Her relationship with the Dutch was female mainly in its deviousness, because for more then twenty years she continued to express goodwill towards Spain, which ruled the country, while permitting her subjects to support the rebels there in any way that they chose. It was an exercise in brinkmanship, postulated on the theory that Philip did not wish to add her to his list of enemies, and it worked. In 1565 the obvious English sympathy with the Protestant ‘Compromise’ movement led the Regent, Margaret of Parma, to impose a trade embargo, until that proved to be more damaging to Antwerp than it was to London, and in 1568 Elizabeth anticipated the Duke of Alba’s money, intended to pay his troops, leading to another embargo.
[492]
Between 1568 and 1572, while negotiating with Alba to get this lifted, she was giving refuge to those fugitives from his regime known as the Sea Beggars – pirates in effect – who preyed on Flemish shipping. In 1572, in what was ostensibly a conciliatory gesture, she expelled the Sea Beggars, only for them to cross to Brill, seize the town and give the revolt against Alba a new lease of life.

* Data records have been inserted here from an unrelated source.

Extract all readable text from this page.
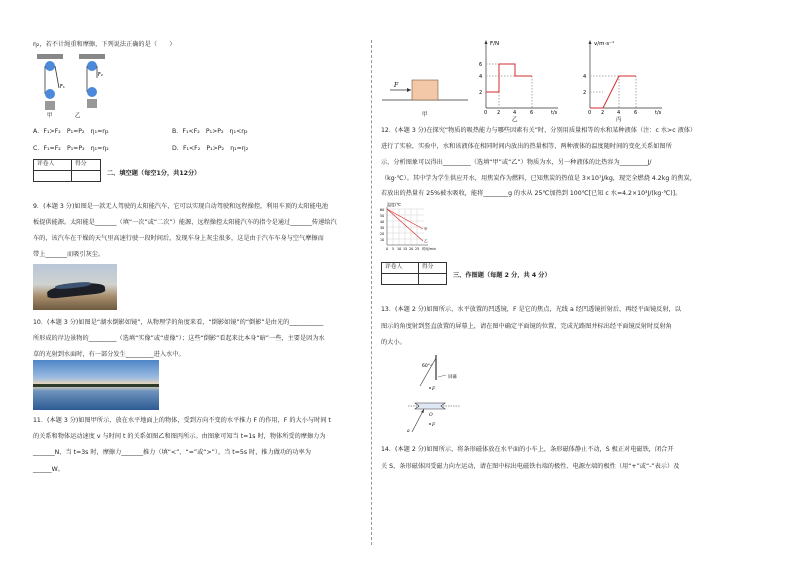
η₂，若不计绳重和摩擦，下列说法正确的是（　　）
F₁
F₂
甲	乙
A．F₁>F₂　P₁=P₂　η₁=η₂	B．F₁<F₂　P₁>P₂　η₁<η₂
C．F₁=F₂　P₁=P₂　η₁=η₂	D．F₁<F₂　P₁>P₂　η₁=η₂
评卷人	得分

二、填空题（每空1分，共12分）
9．(本题 3 分)如图是一款无人驾驶的太阳能汽车，它可以实现自动驾驶和远程操控，利用车顶的太阳能电池
板提供能源。太阳能是_______（填“一次”或“二次”）能源，远程操控太阳能汽车的指令是通过_______传递给汽
车的，该汽车在干燥的天气里高速行驶一段时间后，发现车身上灰尘很多，这是由于汽车车身与空气摩擦而
带上_______而吸引灰尘。
10．(本题 3 分)如图是“湖水倒影如镜”，从物理学的角度来看，“倒影如镜”的“倒影”是由光的___________
所形成的岸边景物的_________（选填“实像”或“虚像”）；这些“倒影”看起来比本身“暗”一些，主要是因为水
草的光射到水面时，有一部分发生_________进入水中。
11．(本题 3 分)如图甲所示，放在水平地面上的物体，受到方向不变的水平推力 F 的作用，F 的大小与时间 t
的关系和物体运动速度 v 与时间 t 的关系如图乙和图丙所示。由图象可知当 t=1s 时，物体所受的摩擦力为
_______N，当 t=3s 时，摩擦力_______推力（填“<”、“=”或“>”），当 t=5s 时，推力做功的功率为
______W。
F
甲
F/N
6
4
2
0 2	4	6	t/s
乙
v/m·s⁻¹
4
2
0 2	4	6	t/s
丙
12．(本题 3 分)在探究“物质的吸热能力与哪些因素有关”时，分别用质量相等的水和某种液体（注：c 水>c 液体）
进行了实验，实验中，水和该液体在相同时间内放出的热量相等，两种液体的温度随时间的变化关系如图所
示，分析图象可以得出_________（选填“甲”或“乙”）物质为水，另一种液体的比热容为_________J/
（kg·℃）。其中学为学生供应开水，用焦炭作为燃料，已知焦炭的热值是 3×10⁷J/kg，现完全燃烧 4.2kg 的焦炭，
若放出的热量有 25%被水吸收，能将________g 的水从 25℃加热到 100℃[已知 c 水=4.2×10³J/(kg·℃)]。
温度/℃
甲
乙
60
50
40
30
20
10
0 5 10 15 20 25 时间/min
评卷人	得分

三、作图题（每题 2 分，共 4 分）
13．(本题 2 分)如图所示，水平放置的凹透镜，F 是它的焦点，光线 a 经凹透镜折射后，再经平面镜反射，以
图示的角度射到竖直放置的屏幕上，请在图中确定平面镜的位置，完成光路图并标出经平面镜反射时反射角
的大小。
60°
屏幕
F
O
F
a
14．(本题 2 分)如图所示，将条形磁体放在水平面的小车上，条形磁体静止不动，S 极正对电磁铁，闭合开
关 S，条形磁体因受磁力向左运动，请在图中标出电磁铁右端的极性、电源左端的极性（用“+”或“-”表示）及
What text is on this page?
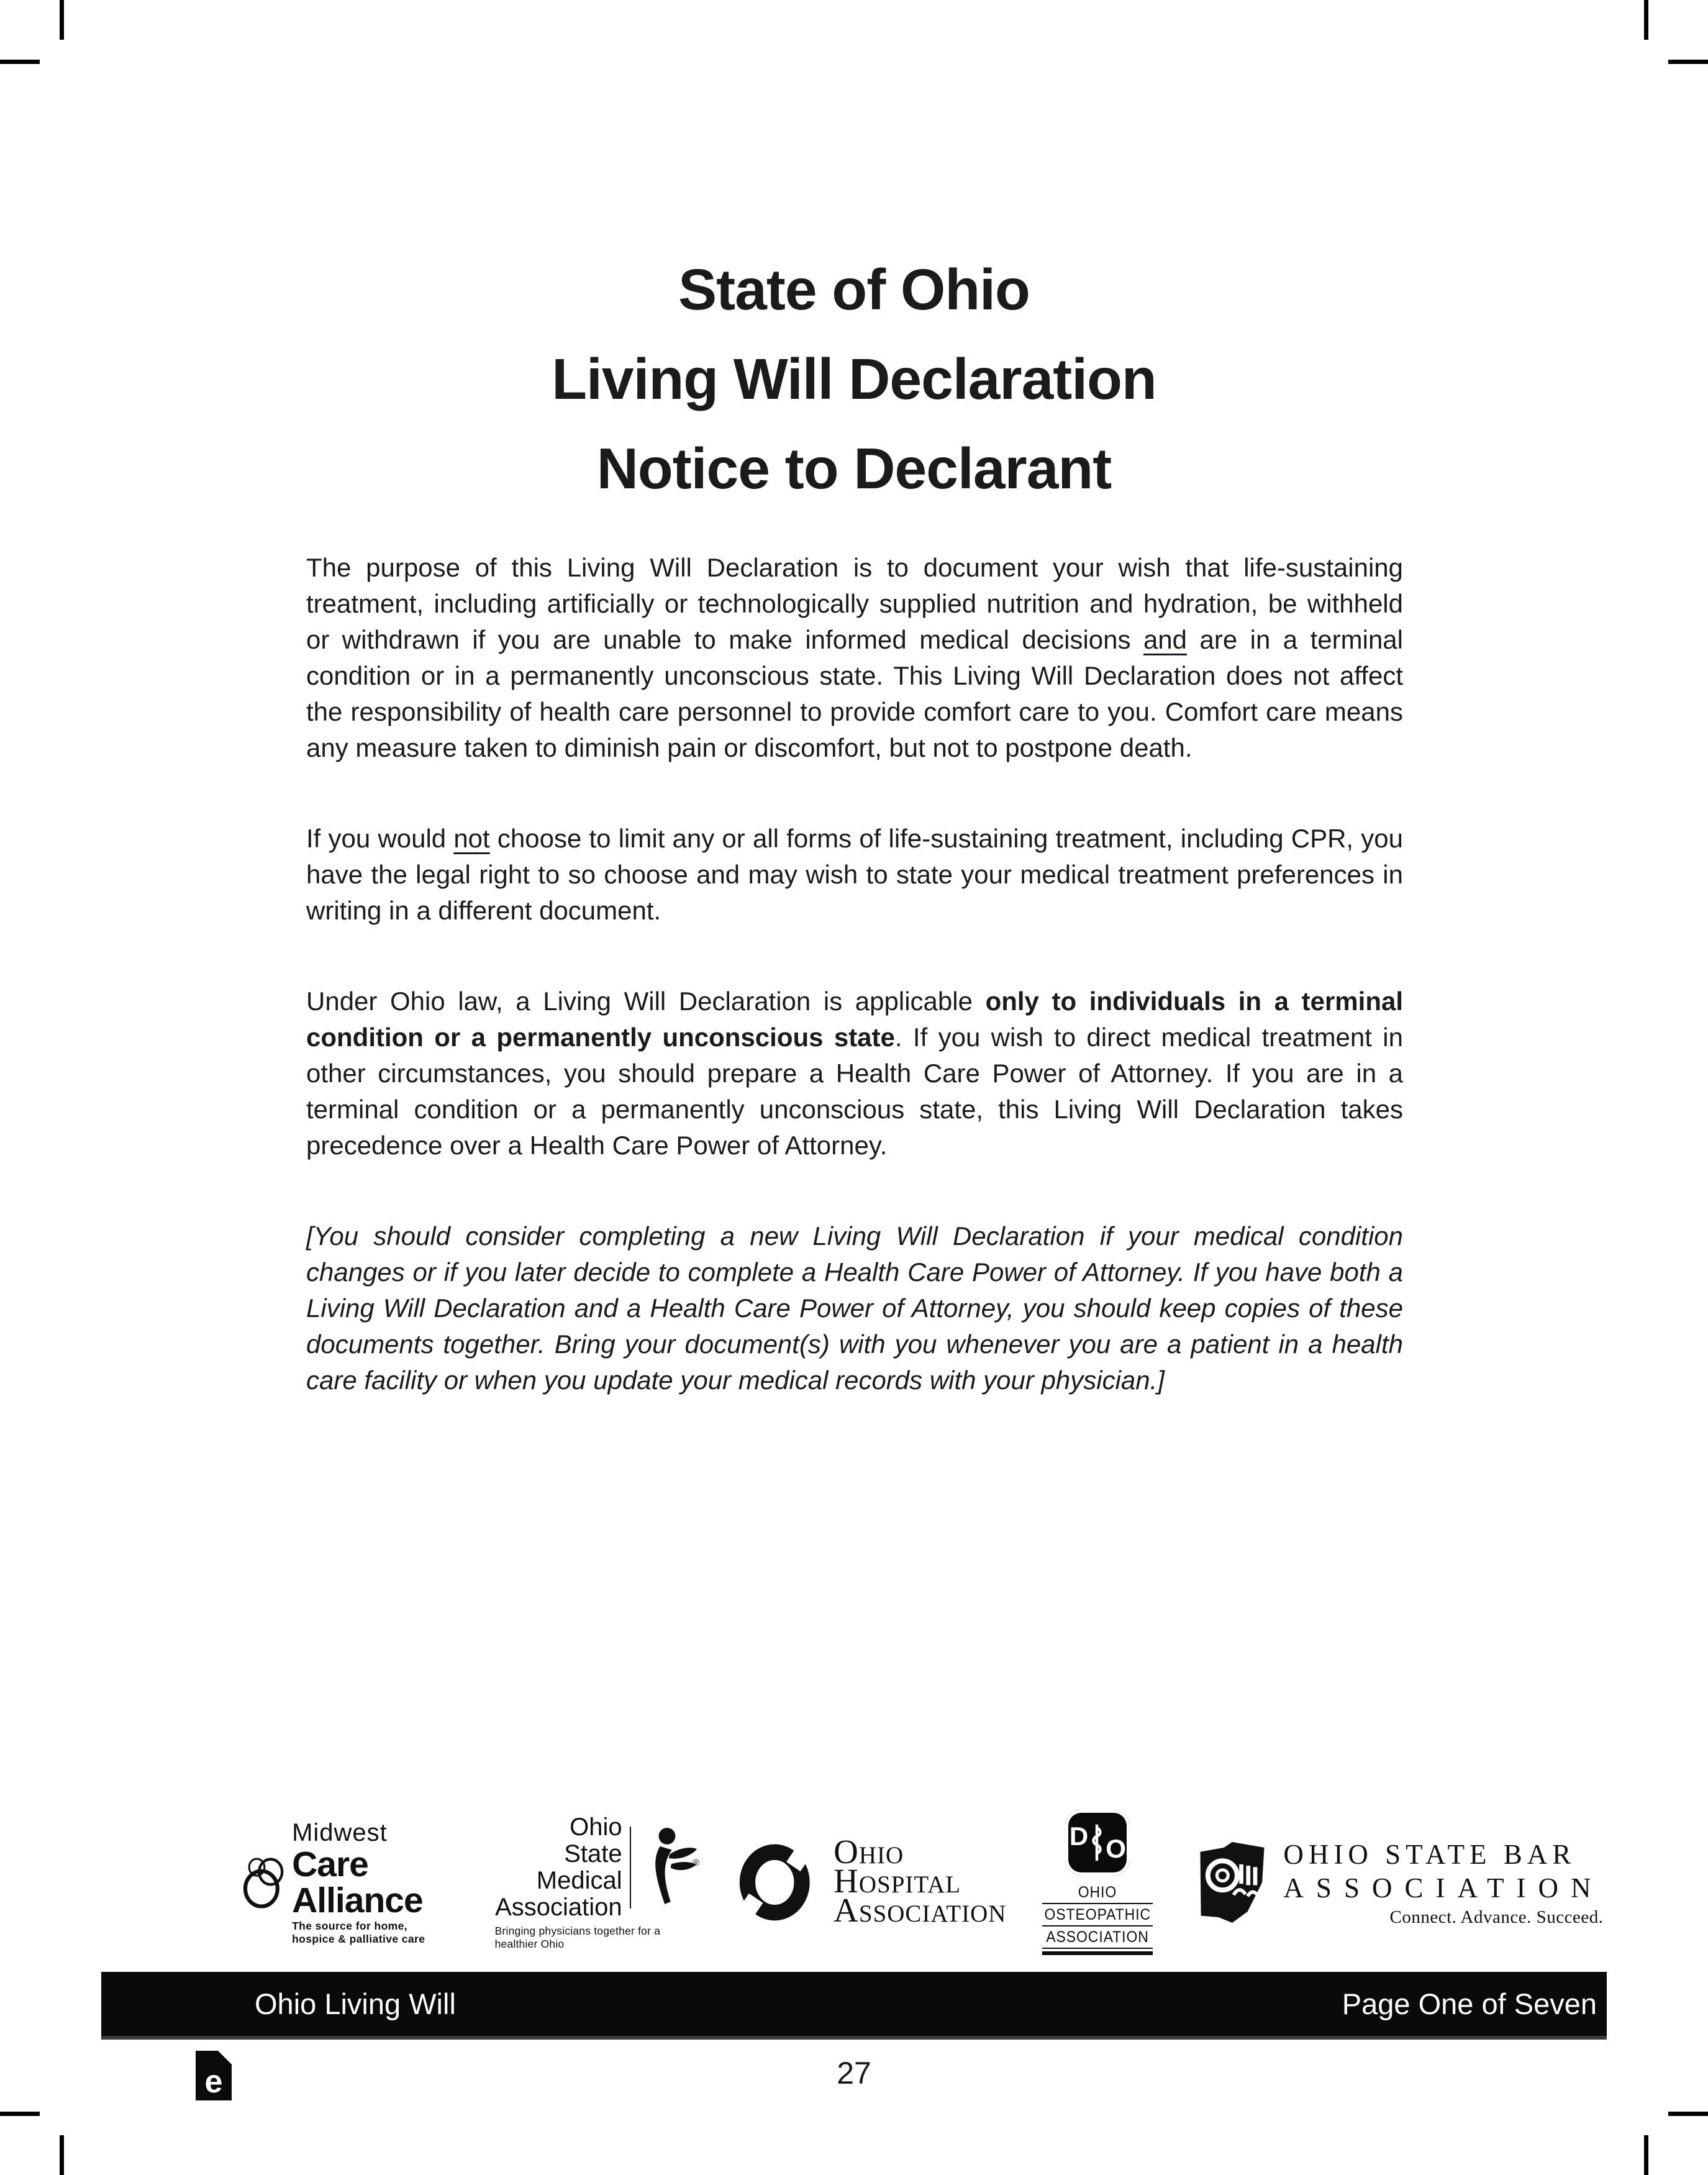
State of Ohio
Living Will Declaration
Notice to Declarant

The purpose of this Living Will Declaration is to document your wish that life-sustaining treatment, including artificially or technologically supplied nutrition and hydration, be withheld or withdrawn if you are unable to make informed medical decisions and are in a terminal condition or in a permanently unconscious state. This Living Will Declaration does not affect the responsibility of health care personnel to provide comfort care to you. Comfort care means any measure taken to diminish pain or discomfort, but not to postpone death.

If you would not choose to limit any or all forms of life-sustaining treatment, including CPR, you have the legal right to so choose and may wish to state your medical treatment preferences in writing in a different document.

Under Ohio law, a Living Will Declaration is applicable only to individuals in a terminal condition or a permanently unconscious state. If you wish to direct medical treatment in other circumstances, you should prepare a Health Care Power of Attorney. If you are in a terminal condition or a permanently unconscious state, this Living Will Declaration takes precedence over a Health Care Power of Attorney.

[You should consider completing a new Living Will Declaration if your medical condition changes or if you later decide to complete a Health Care Power of Attorney. If you have both a Living Will Declaration and a Health Care Power of Attorney, you should keep copies of these documents together. Bring your document(s) with you whenever you are a patient in a health care facility or when you update your medical records with your physician.]

Midwest
Care Alliance
The source for home, hospice & palliative care
Ohio
State Medical
Association
®
Bringing physicians together for a healthier Ohio
OHIO
HOSPITAL
ASSOCIATION
D O
OHIO
OSTEOPATHIC
ASSOCIATION
OHIO STATE BAR
ASSOCIATION
Connect. Advance. Succeed.
Ohio Living Will	Page One of Seven
e	27
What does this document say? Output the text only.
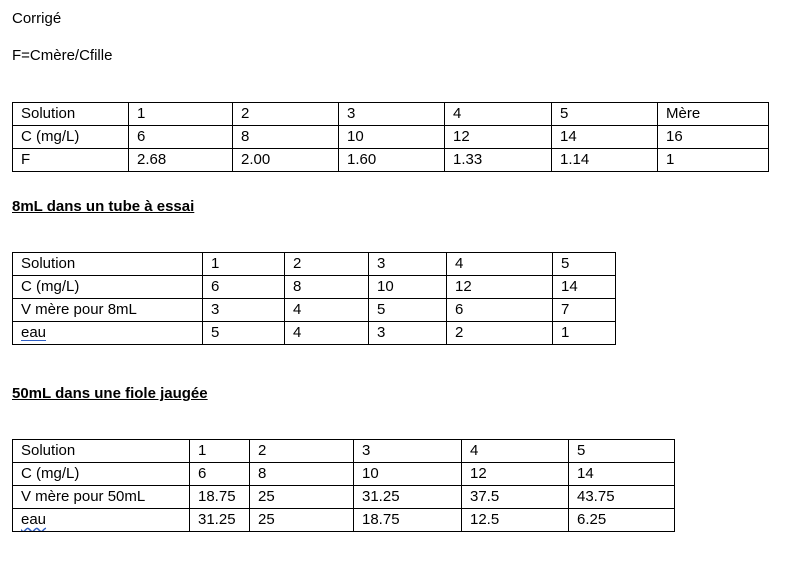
Corrigé
F=Cmère/Cfille
Solution	1	2	3	4	5	Mère
C (mg/L)	6	8	10	12	14	16
F	2.68	2.00	1.60	1.33	1.14	1
8mL dans un tube à essai
Solution	1	2	3	4	5
C (mg/L)	6	8	10	12	14
V mère pour 8mL	3	4	5	6	7
eau	5	4	3	2	1
50mL dans une fiole jaugée
Solution	1	2	3	4	5
C (mg/L)	6	8	10	12	14
V mère pour 50mL	18.75	25	31.25	37.5	43.75
eau	31.25	25	18.75	12.5	6.25
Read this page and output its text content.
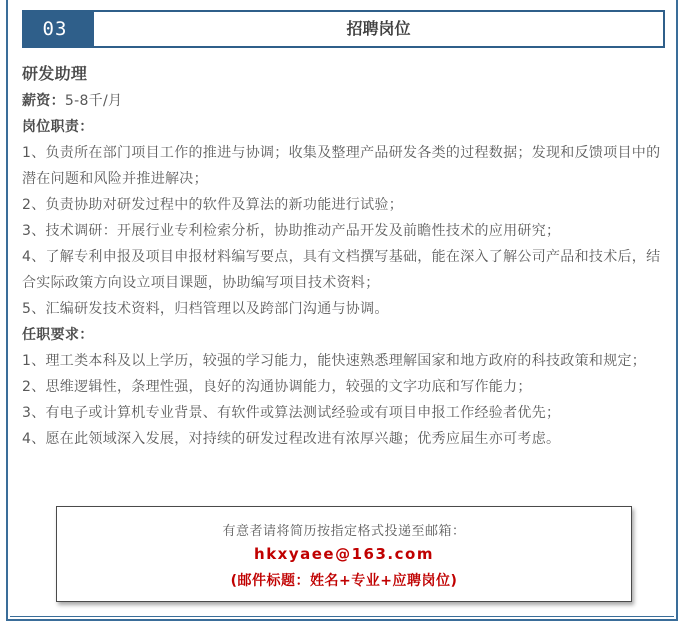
03	招聘岗位
研发助理

薪资：5-8千/月

岗位职责：

1、负责所在部门项目工作的推进与协调；收集及整理产品研发各类的过程数据；发现和反馈项目中的潜在问题和风险并推进解决；

2、负责协助对研发过程中的软件及算法的新功能进行试验；

3、技术调研：开展行业专利检索分析，协助推动产品开发及前瞻性技术的应用研究；

4、了解专利申报及项目申报材料编写要点，具有文档撰写基础，能在深入了解公司产品和技术后，结合实际政策方向设立项目课题，协助编写项目技术资料；

5、汇编研发技术资料，归档管理以及跨部门沟通与协调。

任职要求：

1、理工类本科及以上学历，较强的学习能力，能快速熟悉理解国家和地方政府的科技政策和规定；

2、思维逻辑性，条理性强，良好的沟通协调能力，较强的文字功底和写作能力；

3、有电子或计算机专业背景、有软件或算法测试经验或有项目申报工作经验者优先；

4、愿在此领域深入发展，对持续的研发过程改进有浓厚兴趣；优秀应届生亦可考虑。

有意者请将简历按指定格式投递至邮箱：
hkxyaee@163.com
(邮件标题：姓名+专业+应聘岗位)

Nobody knows whether that outcome was intended or not.
[493]
Thereafter there were always rebels in arms against the Spanish authorities, and Elizabeth turned a blind eye to those military volunteers who went over in considerable numbers to help them. Such service not only got hot-headed young men out of the country, but enabled professional soldiers to secure the up-to-date experience which they needed to train the local levies upon which the English government relied for the defence of the realm, whether against foreign invasion or domestic rebellion. Most of the county muster-masters of the 1570s had seen service in the Low Countries, and short of going to war herself that provided the best means of supplying such a need.
[494]
It was not until 1585 that this ambiguous policy was finally exposed by the situation following the assassination of William the Silent. Then the Queen was faced with the stark alternatives of open intervention or standing aside while the revolt was suppressed. That was no choice, faced with the prospect of unchallenged Spanish power on the other side of the North Sea, and the result was open war, but Elizabeth was still negotiating with the Duke of Parma as the armada sailed up the Channel.